Przy jednym głosie wstrzymującym tytuł honorowego obywatela przyznano sędziemu w stanie spoczynku Stanisławowi Madajowi. Medal ,,Za zasługi dla Ziemi Czempińskiej’’ jednogłośnie przyznano Feliksowi Ciesiółce. Jan Kasperski otrzymał medal przy jednym głosie wstrzymującym. Gorzej poszło wnioskodawcom zgłaszającym kandydaturę rzemieślnika Ireneusza Sosnowskiego. Za wnioskiem głosowało sześciu radnych, czterech było przeciwnych i tylu samo wstrzymało się od głosu.
Prawdziwy, choć niemy zgrzyt nastąpił przy głosowaniu wniosków o przyznanie medalu Mieczysławowi Mateckiemu i Adamowi Szemielowi. W pierwszym przypadku wniosek przepadł stosunkiem głosów: cztery za, pięć przeciw, pięć wstrzymujących. Aż sześciu radnych nie wyraziło zgody na nadanie medalu Adamowi Szemielowi. Dwóch radnych wniosek poparło, a sześciu wstrzymało się od głosu.
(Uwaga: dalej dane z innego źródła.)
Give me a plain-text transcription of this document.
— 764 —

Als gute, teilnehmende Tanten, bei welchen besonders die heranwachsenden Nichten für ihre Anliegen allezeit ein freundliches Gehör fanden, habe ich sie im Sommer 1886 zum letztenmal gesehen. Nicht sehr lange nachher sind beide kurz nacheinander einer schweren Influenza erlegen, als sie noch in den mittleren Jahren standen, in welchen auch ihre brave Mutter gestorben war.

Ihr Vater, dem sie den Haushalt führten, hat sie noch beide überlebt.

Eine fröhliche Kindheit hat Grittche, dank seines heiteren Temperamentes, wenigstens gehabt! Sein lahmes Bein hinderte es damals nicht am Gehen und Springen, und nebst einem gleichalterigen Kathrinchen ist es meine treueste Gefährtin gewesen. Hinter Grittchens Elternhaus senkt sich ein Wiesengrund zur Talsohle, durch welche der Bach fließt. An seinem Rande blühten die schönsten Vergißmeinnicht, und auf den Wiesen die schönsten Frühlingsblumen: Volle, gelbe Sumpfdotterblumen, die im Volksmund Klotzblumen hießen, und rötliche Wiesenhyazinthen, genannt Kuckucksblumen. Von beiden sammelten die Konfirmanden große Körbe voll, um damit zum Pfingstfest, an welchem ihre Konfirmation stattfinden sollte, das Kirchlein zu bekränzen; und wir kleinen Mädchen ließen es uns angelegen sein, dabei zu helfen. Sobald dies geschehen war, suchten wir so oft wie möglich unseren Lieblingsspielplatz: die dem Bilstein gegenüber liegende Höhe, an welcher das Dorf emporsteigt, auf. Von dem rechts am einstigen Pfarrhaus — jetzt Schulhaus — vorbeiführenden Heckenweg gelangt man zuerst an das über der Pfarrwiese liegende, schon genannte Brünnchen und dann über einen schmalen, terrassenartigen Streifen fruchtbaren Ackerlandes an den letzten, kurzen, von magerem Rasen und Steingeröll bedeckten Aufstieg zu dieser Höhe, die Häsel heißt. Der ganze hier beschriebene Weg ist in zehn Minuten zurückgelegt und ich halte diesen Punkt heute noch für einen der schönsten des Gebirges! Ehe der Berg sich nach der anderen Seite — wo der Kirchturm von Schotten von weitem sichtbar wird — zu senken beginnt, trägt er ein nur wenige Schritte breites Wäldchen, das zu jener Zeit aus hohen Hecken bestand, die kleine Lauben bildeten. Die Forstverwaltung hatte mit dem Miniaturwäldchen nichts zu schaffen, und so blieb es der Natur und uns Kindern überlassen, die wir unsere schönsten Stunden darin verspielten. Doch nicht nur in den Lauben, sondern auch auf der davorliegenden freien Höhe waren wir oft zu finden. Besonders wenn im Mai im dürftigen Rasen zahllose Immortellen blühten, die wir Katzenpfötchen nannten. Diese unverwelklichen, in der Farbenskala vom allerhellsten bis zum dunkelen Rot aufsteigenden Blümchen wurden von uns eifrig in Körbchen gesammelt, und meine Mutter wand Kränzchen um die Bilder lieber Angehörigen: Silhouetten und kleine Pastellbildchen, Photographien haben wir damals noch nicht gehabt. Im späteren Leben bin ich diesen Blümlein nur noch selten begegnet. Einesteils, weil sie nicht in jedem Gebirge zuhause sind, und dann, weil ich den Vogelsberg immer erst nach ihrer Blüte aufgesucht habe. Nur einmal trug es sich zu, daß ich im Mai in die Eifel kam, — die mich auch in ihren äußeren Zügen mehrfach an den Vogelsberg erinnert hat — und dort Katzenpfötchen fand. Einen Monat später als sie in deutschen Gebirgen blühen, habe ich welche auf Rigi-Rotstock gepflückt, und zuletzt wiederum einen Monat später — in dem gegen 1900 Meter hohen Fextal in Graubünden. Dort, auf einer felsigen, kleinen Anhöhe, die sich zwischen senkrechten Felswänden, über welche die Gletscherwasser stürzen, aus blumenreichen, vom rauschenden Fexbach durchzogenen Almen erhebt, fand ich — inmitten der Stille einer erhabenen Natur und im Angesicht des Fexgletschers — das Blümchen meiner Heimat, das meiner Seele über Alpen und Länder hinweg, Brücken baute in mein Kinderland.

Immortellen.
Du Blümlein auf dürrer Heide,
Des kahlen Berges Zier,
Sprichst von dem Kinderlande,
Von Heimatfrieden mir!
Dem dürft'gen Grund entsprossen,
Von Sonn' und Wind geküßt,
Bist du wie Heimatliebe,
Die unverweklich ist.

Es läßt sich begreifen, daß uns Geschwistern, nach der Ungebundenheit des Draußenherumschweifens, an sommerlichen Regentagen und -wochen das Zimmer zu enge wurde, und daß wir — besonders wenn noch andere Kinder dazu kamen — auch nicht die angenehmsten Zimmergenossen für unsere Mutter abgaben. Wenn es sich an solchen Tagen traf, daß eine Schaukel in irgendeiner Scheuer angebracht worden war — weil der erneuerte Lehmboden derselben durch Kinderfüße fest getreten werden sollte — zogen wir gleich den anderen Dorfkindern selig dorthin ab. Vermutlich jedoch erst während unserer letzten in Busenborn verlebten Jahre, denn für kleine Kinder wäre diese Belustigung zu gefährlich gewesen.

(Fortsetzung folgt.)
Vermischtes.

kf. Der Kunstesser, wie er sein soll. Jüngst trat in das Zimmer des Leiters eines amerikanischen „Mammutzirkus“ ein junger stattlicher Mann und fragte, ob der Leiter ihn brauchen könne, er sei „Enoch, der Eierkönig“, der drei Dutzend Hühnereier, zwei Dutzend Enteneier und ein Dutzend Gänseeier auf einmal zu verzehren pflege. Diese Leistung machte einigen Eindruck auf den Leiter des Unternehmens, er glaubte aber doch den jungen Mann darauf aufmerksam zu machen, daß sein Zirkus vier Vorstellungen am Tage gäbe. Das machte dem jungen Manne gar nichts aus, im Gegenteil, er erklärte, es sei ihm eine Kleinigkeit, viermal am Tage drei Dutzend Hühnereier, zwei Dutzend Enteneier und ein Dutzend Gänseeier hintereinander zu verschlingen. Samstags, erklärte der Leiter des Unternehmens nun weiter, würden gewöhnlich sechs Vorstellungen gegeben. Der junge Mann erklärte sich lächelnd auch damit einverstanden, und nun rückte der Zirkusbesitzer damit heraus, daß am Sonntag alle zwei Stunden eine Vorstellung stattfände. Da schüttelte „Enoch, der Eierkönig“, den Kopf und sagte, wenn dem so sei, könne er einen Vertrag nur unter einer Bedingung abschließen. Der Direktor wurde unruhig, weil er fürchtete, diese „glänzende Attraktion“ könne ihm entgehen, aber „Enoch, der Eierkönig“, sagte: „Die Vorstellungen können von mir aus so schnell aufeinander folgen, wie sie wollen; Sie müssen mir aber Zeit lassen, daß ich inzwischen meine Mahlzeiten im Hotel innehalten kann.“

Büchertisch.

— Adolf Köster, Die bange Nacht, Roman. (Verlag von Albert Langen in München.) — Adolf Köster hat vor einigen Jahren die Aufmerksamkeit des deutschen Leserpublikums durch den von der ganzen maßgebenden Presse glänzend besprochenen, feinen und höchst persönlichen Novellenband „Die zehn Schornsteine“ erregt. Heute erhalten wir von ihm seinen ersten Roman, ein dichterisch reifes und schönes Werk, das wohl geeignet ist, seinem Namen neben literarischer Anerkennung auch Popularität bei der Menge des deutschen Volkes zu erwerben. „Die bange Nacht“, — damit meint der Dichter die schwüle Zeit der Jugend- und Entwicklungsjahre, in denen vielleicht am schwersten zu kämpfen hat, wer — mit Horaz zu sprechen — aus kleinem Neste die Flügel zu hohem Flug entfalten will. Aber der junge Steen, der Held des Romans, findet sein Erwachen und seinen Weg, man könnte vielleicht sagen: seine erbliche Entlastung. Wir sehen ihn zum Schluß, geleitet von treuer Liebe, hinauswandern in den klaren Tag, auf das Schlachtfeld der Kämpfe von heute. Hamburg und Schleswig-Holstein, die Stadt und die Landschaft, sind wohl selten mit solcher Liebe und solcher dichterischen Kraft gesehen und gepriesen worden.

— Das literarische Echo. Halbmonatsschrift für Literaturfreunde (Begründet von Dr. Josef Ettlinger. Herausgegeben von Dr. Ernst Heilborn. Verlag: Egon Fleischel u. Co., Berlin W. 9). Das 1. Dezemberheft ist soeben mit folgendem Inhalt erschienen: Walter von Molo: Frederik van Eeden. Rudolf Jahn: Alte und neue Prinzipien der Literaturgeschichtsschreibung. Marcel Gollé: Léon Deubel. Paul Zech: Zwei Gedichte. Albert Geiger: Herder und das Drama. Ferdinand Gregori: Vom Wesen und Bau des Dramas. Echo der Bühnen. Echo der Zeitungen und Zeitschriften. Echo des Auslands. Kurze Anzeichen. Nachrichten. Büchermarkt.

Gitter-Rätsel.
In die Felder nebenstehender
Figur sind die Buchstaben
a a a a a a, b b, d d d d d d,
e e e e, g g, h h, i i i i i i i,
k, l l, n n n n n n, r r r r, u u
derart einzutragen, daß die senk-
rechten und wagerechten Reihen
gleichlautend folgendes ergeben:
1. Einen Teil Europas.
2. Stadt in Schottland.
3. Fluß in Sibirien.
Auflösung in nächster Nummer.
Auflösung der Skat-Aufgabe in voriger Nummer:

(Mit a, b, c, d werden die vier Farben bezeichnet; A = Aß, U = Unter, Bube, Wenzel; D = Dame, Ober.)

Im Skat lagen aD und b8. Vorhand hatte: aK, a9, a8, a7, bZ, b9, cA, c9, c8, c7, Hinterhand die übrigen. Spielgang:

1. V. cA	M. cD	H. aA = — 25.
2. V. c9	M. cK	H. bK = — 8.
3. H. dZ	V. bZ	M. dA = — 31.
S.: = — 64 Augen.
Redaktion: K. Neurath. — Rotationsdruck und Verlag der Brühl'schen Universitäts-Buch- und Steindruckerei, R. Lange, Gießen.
Choć głosowań nie komentowano sprawa powróciła pod koniec sesji. Radny Włodzimierz Habernik zaproponował zorganizowanie spotkania z kapitułą celem omówienia kryteriów oceny wniosków.
- Bo jeśli to nadal pójdzie w takim tempie, to za dziesięć lat będzie trzeba dokupić mieszkańców, aby nadać im tytuły honorowe – argumentował Habernik.
Przewodniczący Bolesław Ratajczak uznał organizowanie spotkania za bezcelowe, ponieważ przedłożone radzie wnioski były ostatnimi jakie ta kapituła przygotowywała. Jej kadencja kończy się wraz z kadencją rady.
- Myśl pana jest słuszna. Miało to być wyróżnienie dla wybitnych mieszkańców gminy, ale to się zdewaluowało – wyraził swoją opinię Bolesław Ratajczak. – Radni pokazali dziś, że ilość nie przekłada się w jakość.
***
Z pewnością opinia radnych, że ilość nie przekłada się w jakość jest słuszna. Trudno jednak zrozumieć decyzję kapituły o zgłoszeniu projektów uchwał, co do których istniało podejrzenie, że nie uzyskają poparcia. Wnioski takie po konsultacjach powinny przepaść przed sesją. Tymczasem dwie osoby dotknięto oświadczając publicznie, że nie są godne wyróżnień. To dość przykre dla osób, które zostały zgłoszone przez czempińskich wędkarzy i emerytów.
Oświadczenie o zdewaluowaniu czempińskich medali może być także przykre, dla tych którzy je posiadają. Bo nie mogą już być pewni czy otrzymali je przed, czy po dewaluacji.